BERLIN, June 29 (Xinhua) -- The federal parliament in Germany granted its approval to the final tranche of Eurozone bailout funds for Greece on Friday.
A large majority of 410 delegates supported a corresponding request by the Ministry of Finance, an outcome which was necessary for Berlin to commit to a landmark deal which was recently agreed between Athens and its international creditors. Two hundred and twenty-six parliamentarians voted against the motion while seven abstained.
"We have given a sign of European solidarity", Finance Minister Olaf Scholz (SPD) commented on the development, highlighting that Greece was already "on a good path" to economic recovery again and would hence be able to successfully complete its third bailout program in August.
Greece has been promised a final transfer of additional credit worth 15 billion euros (17.5 billion U.S. dollars) to bolster its household finances and has agreed to continue with its ongoing budgetary consolidation efforts and structural reforms in exchange. Additionally, Athens' debt repayment moratorium has been pushed back for a further ten years in order to give the Southern European country more breathing space when it returns to international capital markets.

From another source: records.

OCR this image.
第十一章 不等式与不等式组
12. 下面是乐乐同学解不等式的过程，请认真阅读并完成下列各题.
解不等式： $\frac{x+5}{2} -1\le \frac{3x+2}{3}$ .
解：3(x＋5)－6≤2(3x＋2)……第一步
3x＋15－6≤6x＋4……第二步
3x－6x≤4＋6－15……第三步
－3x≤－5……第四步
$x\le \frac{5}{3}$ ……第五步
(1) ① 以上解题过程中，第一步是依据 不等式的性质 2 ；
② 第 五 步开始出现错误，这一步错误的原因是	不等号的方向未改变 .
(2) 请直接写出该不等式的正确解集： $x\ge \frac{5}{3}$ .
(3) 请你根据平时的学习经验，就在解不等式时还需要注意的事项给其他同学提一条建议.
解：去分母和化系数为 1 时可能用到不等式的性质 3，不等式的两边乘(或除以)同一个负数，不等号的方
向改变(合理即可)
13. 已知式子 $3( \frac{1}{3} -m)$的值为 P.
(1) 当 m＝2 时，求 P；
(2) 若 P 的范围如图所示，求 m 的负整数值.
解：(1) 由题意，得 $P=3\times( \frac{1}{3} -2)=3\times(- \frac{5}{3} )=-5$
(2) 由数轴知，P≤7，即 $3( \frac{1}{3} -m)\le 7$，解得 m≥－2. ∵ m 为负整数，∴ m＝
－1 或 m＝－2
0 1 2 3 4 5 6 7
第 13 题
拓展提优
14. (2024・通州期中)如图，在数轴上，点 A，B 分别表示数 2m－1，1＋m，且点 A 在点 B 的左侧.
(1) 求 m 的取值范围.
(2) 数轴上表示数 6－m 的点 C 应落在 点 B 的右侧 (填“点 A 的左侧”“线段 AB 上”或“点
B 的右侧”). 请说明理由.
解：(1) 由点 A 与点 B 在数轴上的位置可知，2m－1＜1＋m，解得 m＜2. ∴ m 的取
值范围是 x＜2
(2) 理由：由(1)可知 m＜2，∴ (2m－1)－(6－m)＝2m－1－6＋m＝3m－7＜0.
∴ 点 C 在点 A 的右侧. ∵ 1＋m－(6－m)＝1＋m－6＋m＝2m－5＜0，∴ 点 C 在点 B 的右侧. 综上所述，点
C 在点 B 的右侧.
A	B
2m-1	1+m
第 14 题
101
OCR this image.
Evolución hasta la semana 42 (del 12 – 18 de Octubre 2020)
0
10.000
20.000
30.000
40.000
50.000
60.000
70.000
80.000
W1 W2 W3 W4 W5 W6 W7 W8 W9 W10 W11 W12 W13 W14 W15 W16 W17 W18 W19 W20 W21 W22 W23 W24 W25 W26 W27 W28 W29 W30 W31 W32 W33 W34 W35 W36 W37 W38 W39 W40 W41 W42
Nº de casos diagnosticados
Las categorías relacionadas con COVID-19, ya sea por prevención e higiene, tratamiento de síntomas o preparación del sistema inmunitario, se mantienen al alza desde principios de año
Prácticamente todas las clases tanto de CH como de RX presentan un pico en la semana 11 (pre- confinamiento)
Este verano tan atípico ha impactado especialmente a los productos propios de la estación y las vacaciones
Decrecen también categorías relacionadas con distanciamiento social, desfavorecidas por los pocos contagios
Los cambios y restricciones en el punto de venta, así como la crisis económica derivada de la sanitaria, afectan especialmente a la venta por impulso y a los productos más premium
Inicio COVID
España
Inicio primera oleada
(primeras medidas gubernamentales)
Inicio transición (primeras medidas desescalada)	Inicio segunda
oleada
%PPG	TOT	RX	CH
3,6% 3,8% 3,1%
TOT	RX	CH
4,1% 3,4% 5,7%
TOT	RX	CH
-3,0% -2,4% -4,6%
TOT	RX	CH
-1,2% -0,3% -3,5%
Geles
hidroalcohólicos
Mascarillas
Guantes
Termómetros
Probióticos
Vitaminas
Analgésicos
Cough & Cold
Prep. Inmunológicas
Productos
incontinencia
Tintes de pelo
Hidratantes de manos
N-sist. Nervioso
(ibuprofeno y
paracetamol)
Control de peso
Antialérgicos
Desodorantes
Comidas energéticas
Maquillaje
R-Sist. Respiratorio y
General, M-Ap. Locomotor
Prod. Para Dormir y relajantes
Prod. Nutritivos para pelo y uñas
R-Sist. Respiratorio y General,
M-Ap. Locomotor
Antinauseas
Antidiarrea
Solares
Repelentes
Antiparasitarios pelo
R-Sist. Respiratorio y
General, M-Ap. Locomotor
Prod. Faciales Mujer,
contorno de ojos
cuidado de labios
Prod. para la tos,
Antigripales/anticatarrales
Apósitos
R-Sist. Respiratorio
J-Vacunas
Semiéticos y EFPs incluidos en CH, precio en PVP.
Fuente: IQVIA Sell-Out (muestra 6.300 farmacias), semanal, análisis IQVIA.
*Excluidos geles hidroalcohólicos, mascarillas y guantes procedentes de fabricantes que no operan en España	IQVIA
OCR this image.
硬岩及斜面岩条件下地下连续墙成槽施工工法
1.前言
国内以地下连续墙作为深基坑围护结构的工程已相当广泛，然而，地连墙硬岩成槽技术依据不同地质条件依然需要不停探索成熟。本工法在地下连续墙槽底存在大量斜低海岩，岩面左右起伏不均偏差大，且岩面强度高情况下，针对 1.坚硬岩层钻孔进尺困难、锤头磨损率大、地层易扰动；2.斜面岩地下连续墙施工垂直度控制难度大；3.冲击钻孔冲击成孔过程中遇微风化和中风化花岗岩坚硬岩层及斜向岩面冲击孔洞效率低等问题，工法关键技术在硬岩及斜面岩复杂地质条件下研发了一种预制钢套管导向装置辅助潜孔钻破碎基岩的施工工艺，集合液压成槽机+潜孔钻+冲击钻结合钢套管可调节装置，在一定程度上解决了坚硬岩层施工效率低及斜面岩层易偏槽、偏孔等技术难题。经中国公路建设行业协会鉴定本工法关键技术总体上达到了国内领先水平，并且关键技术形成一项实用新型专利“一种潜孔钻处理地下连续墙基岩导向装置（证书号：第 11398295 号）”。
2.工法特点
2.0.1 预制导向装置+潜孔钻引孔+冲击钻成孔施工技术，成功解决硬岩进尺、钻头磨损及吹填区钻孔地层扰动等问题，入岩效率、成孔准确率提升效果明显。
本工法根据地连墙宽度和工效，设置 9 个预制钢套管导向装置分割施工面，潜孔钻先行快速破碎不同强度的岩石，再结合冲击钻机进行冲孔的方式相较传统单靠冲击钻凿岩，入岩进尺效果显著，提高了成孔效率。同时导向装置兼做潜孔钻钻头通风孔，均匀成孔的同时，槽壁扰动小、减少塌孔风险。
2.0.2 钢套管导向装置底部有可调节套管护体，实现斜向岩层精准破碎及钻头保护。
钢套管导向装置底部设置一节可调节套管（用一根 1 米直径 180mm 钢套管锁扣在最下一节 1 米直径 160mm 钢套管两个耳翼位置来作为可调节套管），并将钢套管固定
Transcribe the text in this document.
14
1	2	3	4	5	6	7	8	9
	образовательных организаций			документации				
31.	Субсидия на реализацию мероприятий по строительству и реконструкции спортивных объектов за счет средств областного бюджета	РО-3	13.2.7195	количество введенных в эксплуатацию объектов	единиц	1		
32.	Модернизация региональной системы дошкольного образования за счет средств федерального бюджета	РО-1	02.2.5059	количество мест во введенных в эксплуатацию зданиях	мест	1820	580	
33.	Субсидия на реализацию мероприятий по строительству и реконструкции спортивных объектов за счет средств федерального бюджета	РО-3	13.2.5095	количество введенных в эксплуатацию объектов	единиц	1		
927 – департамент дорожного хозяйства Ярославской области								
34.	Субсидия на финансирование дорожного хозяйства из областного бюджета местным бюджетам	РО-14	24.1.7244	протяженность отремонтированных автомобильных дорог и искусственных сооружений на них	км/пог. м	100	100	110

Achim Post, deputy parliamentary faction leader for the German Social Democrats (SPD), argued that the steps taken by Eurozone members together to resolve the Greek sovereign debt crisis showed that Europe was still capable of speaking with one voice and acting decisively. "We have taken a big step forward", Post said.
By contrast, Peter Boehringer, budgetary spokesperson for the Alternative for Germany (AfD) criticized that the financial aid offered to Greece could not be economically justified. Boehringer described the bailout efforts as a "multi-billion-euro gift" which would merely delay Greek insolvency to the detriment of taxpayers.
Official figures published by the federal government show that Germany has so far netted a healthy profit on its emergency loans to Greece. Since 2010, Berlin achieved a return of 2.9 billion euros on funds transferred under the Eurozone bailout program.